The Garwood Center for Corporate Innovation at the University of California, Berkeley, and the Fraunhofer-Gesellschaft have conducted the first large-sample survey of open innovation adoption among large companies. Their study of European and U.S. companies gives an extensive overview of the ways that companies are now practicing open innovation, along with the trends that can be discerned.

Today, many firms purposivelyopen up their innovation processes and experiment with a wide variety of new practices to accelerate their innovation activitiesand to profit from innovation. In the ten years since Prof. Henry Chesbrough coined the term «open innovation», the phenomenon has become a widely discussed topic. Until today the question of whether and to what degree large companies practice open innovation has not been systematically analyzed. In particular, the relative importance of different open innovation practices – both traditional and new IT-enabled ones – has not yet been understood. In their international study entitled «Managing Open Innovation in Large Firms», the Fraunhofer-Gesellschaft and the University of California, Berkeley, surveyed 125 executives of the largest companies in Europe and the United States to examine how they practice open innovation.

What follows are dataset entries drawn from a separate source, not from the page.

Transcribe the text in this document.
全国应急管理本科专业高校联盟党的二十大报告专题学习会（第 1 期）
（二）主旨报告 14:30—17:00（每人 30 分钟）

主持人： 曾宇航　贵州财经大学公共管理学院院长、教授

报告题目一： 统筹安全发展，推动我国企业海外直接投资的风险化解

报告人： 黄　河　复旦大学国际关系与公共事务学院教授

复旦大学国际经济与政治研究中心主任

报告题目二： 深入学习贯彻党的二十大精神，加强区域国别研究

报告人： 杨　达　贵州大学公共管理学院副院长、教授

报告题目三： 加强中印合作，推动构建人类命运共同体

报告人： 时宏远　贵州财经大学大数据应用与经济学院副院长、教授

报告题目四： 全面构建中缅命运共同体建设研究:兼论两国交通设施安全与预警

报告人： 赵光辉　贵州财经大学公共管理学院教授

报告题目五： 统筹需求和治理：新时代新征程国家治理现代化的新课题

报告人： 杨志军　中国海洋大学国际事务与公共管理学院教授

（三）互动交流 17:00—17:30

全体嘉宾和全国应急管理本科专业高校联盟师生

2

The results show that large companies consider open innovation to be very important and are expecting it to grow even further. Of the companies surveyed, 78 percent reported that they have applied open innovation for many years, and none of the companies has yet abandoned it in favor of a closed approach. Companies are increasingly drawing on the innovative potential of external parties: they are co-creating innovations with customers, they are cultivating informal networks, and they are collaborating with universities. In contrast, approaches that have been widely discussed in the media – such as crowdsourcing, in which firms work with unknown outsiders to solve problems – are rated lowest in importance by large companies. In general, large firms are more inclined towards inflows of knowledge rather than outflows of knowledge. For the latter, the joint ventures and participation in standardization committees are the most highly rated practices; few managers report that they are freely revealing knowledge or engaging in spin-off activities.